In SH-SY5Y-APP695 cell lines without extraneous Bim protein treatment, NAbs-Bim groups showed increased mitochondrial positive area fractions in a dose-dependent manner (Fig. S1d). To investigate whether NAbs-Bim would influence the activity of endogenous extracellular Bim, we performed IF co-staining for Bim and DAPI. The siRNA-Bim, which could inhibit the Bim expression, treated group was selected as a positive control. We found that the Bim-positive area fraction of the NAbs-Bim treated group was significantly lower than the control group and higher than the siRNA-Bim treated group (Fig. 6a). Furthermore, the NAbs-Bim group had a significantly higher mitochondrial positive area fraction than the control group, but had no difference with the siRNA group (Fig. 6b). These findings indicated that NAbs-Bim could inhibit the activity of Bim and increase neuronal survival.

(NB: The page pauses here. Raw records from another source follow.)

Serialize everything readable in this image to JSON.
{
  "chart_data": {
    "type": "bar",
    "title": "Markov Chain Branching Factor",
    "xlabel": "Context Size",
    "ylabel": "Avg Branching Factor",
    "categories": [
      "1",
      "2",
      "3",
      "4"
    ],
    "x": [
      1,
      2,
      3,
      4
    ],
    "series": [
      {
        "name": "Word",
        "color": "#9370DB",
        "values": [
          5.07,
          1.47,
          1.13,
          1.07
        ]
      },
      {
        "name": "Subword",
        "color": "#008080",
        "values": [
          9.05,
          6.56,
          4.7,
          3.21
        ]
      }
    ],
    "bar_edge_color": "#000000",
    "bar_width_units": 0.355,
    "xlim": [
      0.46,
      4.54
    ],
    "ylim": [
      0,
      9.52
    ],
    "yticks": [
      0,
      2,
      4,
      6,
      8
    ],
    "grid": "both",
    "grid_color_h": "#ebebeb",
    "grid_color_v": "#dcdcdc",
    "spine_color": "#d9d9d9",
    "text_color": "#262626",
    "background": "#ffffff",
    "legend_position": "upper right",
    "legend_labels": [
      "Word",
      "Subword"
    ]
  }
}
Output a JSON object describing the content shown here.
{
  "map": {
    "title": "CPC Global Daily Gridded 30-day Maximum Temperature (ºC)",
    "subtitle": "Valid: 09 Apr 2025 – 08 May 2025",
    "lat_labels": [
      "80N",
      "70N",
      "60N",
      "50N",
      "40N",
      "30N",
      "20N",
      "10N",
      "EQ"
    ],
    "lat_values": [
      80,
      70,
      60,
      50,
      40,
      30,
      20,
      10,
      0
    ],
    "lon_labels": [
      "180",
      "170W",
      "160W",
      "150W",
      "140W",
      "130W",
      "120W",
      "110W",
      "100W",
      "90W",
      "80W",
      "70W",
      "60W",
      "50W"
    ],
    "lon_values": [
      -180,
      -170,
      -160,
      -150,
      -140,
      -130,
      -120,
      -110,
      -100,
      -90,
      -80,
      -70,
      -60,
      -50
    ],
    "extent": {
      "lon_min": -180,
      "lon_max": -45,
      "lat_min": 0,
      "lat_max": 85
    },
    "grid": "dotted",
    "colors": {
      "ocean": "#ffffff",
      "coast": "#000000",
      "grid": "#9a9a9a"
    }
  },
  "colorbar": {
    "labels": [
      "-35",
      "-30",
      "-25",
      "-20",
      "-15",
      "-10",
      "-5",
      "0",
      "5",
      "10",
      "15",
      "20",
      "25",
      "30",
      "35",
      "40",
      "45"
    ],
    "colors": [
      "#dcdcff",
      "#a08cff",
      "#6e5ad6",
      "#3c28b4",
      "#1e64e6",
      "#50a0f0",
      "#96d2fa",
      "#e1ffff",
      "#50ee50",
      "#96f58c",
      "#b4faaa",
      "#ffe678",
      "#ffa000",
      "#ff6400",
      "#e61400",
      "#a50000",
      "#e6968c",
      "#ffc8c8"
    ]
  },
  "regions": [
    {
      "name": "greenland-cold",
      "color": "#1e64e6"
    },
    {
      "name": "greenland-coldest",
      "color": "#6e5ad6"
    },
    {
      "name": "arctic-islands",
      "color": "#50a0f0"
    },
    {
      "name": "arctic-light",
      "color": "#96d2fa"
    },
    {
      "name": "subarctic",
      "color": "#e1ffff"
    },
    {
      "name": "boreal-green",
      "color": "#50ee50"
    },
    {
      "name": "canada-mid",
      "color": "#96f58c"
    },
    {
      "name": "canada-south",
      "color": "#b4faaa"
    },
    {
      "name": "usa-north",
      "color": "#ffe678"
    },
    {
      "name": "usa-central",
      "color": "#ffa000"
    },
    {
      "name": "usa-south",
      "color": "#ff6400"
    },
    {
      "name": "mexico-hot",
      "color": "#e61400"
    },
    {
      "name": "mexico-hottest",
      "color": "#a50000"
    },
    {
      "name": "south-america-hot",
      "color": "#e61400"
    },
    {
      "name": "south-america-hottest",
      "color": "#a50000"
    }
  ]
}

We next measured APP metabolites and APP cleavage enzymes in cell protein extracts. NAbs-Bim group displayed lower levels of Aβ, sAPPα+β, CTF-β, and BACE-1 than control. Compared with the siRNA group, the NAbs-Bim group had higher levels of sAPPα+β. No significant differences were found in other APP metabolites and APP cleavage enzymes among groups (Fig. 6c and d). Levels of Aβ-degrading enzymes (IDE and NEP) and Aβ transport receptors across BBB (LRP-1 and RAGE) were also measured. NAbs-Bim group and siRNA group had significantly lower levels of RAGE than the control group, while there were no differences in other proteins among groups (Fig. 6e). These results were consistent with the invivo experiments and supported that NAbs-Bim promoted the survival of neurons by reducing Aβ production via decreasing Bim-induced amyloidogenic processing of APP.
Collectively, the above findings suggested that extracellular Bim could simultaneously promote neuronal apoptosis and the amyloidogenic processing of APP. NAbs-Bim might actions through antagonizing these pathological effects of extracellular Bim, thus exerting neuroprotective effects in AD.